Il retourna près du corps d’Altamont, tandis qu’Hatteras demeurait pensif. Grâce à ses soins, le docteur parvint à rappeler l’infortuné à la vie, mais non au sentiment ; il ne voyait, ni n’entendait, ni ne parlait, mais enfin il vivait !

Le lendemain matin, Hatteras dit au docteur

– Il faut cependant que nous partions.

– Partons, Hatteras ! le traîneau n’est pas chargé ; nous y transporterons ce malheureux, et nous le ramènerons au navire.

– Faites, dit Hatteras. Mais auparavant ensevelissons ces cadavres.

Les deux matelots inconnus furent replacés sous les débris de la maison de neige ; le cadavre de Simpson vint remplacer le corps d’Altamont.

Les trois voyageurs donnèrent, sous forme de prière, un dernier souvenir à leur compagnon, et, à sept heures du matin, ils reprirent leur marche vers le navire.

Deux des chiens d’attelage étant morts, Duk vint de lui-même s’offrir pour tirer le traîneau, et il le fit avec la conscience et la résolution d’un Groënlandais.

Pendant vingt jours, du 31 janvier au 19 février, le retour présenta à peu près les mêmes péripéties que l’aller. Seulement, dans ce mois de février, le plus froid de l’hiver, la glace offrit partout une surface résistante ; les voyageurs souffrirent terriblement de la température, mais non des tourbillons et du vent.

Le soleil avait reparu pour la première fois depuis le 31 janvier ; chaque jour il se maintenait davantage au-dessus de l’horizon. Bell et le docteur étaient au bout de leurs forces, presque aveugles et à demi éclopés ; le charpentier ne pouvait marcher sans béquilles.

Altamont vivait toujours, mais dans un état d’insensibilité complète ; parfois on désespérait de lui, mais des soins intelligents le ramenaient à l’existence ! Et cependant le brave docteur aurait eu grand besoin de se soigner lui-même, car sa santé s’en allait avec les fatigues.

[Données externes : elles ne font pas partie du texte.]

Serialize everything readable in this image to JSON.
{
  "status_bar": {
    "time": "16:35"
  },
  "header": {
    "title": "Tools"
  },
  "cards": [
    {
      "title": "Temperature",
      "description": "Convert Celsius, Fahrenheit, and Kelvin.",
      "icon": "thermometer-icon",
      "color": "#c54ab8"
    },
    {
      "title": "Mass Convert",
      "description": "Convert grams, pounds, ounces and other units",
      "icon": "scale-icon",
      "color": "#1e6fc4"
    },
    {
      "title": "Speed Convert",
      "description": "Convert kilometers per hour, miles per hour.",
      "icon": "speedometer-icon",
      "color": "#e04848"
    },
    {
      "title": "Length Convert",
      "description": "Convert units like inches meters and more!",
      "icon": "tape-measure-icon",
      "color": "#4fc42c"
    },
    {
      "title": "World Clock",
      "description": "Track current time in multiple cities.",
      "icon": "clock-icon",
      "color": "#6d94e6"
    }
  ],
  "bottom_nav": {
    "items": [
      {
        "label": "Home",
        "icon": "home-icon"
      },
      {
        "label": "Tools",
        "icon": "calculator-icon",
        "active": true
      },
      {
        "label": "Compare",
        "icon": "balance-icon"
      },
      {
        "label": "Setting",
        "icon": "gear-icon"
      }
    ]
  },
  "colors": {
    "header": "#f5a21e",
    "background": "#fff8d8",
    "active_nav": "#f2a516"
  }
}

Hatteras songeait au Forward ! à son brick ! Dans quel état allait-il le retrouver ? Que se serait-il passé à bord ? Johnson aurait-il pu résister à Shandon et aux siens ? Le froid avait été terrible ! Avait-on brûlé le malheureux navire ? ses mâts, sa carène, étaient-ils respectés ?

En pensant à tout cela, Hatteras marchait en avant, comme s’il eût voulu voir son Forward de plus loin.

Le 24 février, au matin, il s’arrêta subitement. À trois cents pas devant lui, une lueur rougeâtre apparaissait, au-dessus de laquelle se balançait une immense colonne de fumée noirâtre qui se perdait dans les brumes grises du ciel !

– Cette fumée ! s’écria-t-il.

Son cœur battit à se briser.

– Voyez ! là-bas ! cette fumée ! dit-il à ses deux compagnons qui l’avaient rejoint ; mon navire brûle !

– Mais nous sommes encore à plus de trois milles de lui, repartit Bell. Ce ne peut être le Forward !

– Si, répondit le docteur, c’est lui ; il se produit un phénomène de mirage qui le fait paraître plus rapproché de nous !

– Courons ! s’écria Hatteras en devançant ses compagnons.

Ceux-ci, abandonnant le traîneau à la garde de Duk, s’élancèrent rapidement sur les traces du capitaine.

Une heure après, ils arrivaient en vue du navire. Spectacle horrible ! le brick brûlait au milieu des glaces qui se fondaient autour de lui ; les flammes enveloppaient sa coque, et la brise du sud rapportait à l’oreille d’Hatteras des craquements inaccoutumés.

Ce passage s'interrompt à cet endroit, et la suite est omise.